Picture of the ship Iris taken from the logbook of an 1843-1847 whaling voyage to the Pacific kept and illustrated by First Mate Richard Norton of Edgartown.

Photo courtesy of MV Museum Collections

Whaling logbooks from the 19th century are some of the most prized items in the Martha’s Vineyard Museum’s collection. However, the past 150 years have left many of these logbooks with degraded pages, inks, and bindings. According to a press release, five of these logbooks have been newly restored and digitized, thanks to generous grants from the Edgartown Community Preservation Committee as well as a private family. The logbooks are now ready to tell the public a story we never knew.

The five logbooks, containing colorful folk art drawings and paintings that give insight into daily shipboard activities, whale sightings and captures, and weather conditions from the 1800s, have spent months at the Northeast Document Conservation Center (NEDCC). This past spring, the town of Edgartown approved funding through the Community Preservation Act to have these logbooks conserved. During the conservation process, the logbooks were also digitized with funds provided by the family of Joan Rosé Thomas, great-granddaughter of Richard E. Norton, one of the authors of the five logbooks.

The newly restored and digitized logbooks will be returning to the museum this month. Kristi Westberg, assistant book conservator at NEDCC, will also be giving a presentation titled “Making the Past Reappear: Conservation of 19th Century Whaling Logbooks” on Tuesday, Sept. 22. The talk will describe the conservation process and explain how accounts written in now faded inks in one book were recovered through the use of sophisticated digital imaging techniques.
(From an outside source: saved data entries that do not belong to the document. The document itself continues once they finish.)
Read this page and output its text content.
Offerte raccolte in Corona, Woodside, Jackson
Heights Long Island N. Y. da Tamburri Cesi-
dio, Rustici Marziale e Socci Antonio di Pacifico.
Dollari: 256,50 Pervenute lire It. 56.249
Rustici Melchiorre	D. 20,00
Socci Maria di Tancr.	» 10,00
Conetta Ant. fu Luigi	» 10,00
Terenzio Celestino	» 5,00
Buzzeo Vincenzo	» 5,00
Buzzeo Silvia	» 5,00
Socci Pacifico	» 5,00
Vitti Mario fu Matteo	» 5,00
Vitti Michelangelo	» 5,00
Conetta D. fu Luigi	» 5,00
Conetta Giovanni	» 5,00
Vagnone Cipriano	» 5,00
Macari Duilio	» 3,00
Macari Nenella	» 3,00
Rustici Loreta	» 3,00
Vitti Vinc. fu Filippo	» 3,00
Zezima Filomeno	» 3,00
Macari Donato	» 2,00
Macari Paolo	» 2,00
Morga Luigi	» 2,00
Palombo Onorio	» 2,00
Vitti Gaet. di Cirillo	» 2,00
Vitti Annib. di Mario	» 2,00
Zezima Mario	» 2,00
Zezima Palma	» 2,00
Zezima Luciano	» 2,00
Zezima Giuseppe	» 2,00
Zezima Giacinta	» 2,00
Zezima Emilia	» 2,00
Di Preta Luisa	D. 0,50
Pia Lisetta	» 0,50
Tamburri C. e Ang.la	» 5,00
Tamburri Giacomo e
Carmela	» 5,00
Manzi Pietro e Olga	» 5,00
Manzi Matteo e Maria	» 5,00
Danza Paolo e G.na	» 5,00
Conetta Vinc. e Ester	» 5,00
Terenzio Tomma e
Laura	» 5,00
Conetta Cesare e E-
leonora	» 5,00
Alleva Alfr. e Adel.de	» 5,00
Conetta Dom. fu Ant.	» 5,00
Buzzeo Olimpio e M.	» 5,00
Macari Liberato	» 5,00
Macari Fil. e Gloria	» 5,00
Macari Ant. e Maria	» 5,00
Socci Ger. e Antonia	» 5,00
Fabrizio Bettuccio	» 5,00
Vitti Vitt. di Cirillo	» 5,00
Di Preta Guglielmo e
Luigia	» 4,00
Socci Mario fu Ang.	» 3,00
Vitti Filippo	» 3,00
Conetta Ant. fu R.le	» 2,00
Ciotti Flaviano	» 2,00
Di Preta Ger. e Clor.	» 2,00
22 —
The newly restored logbooks will be available for the public to see at the presentation.

The logbooks include the 1843–47 whaling voyage of the ship Iris to the Pacific, kept and illustrated by First Mate Richard Norton; the 1857–62 voyages of the ship Erie by Captain Jared Jernegan; the 1825–28 whaling voyage of the ship Independence to the Pacific kept by Henry Colt of Edgartown; the 1856–60 whaling voyage of the bark Rose Pool to the Indian and Pacific Oceans by Master Alexander P. Fisher of Edgartown; and a volume containing partial logs or journals from three whaling voyages from 1845 to 1853 by Henry Colt of Edgartown.

“Making the Past Reappear: Conservation of 19th Century Whaling Logbooks,” Tuesday, Sept. 22, at 5:30 pm, inside the Edgartown Room at the Harbor View Hotel in Edgartown. The talk is free and open to all.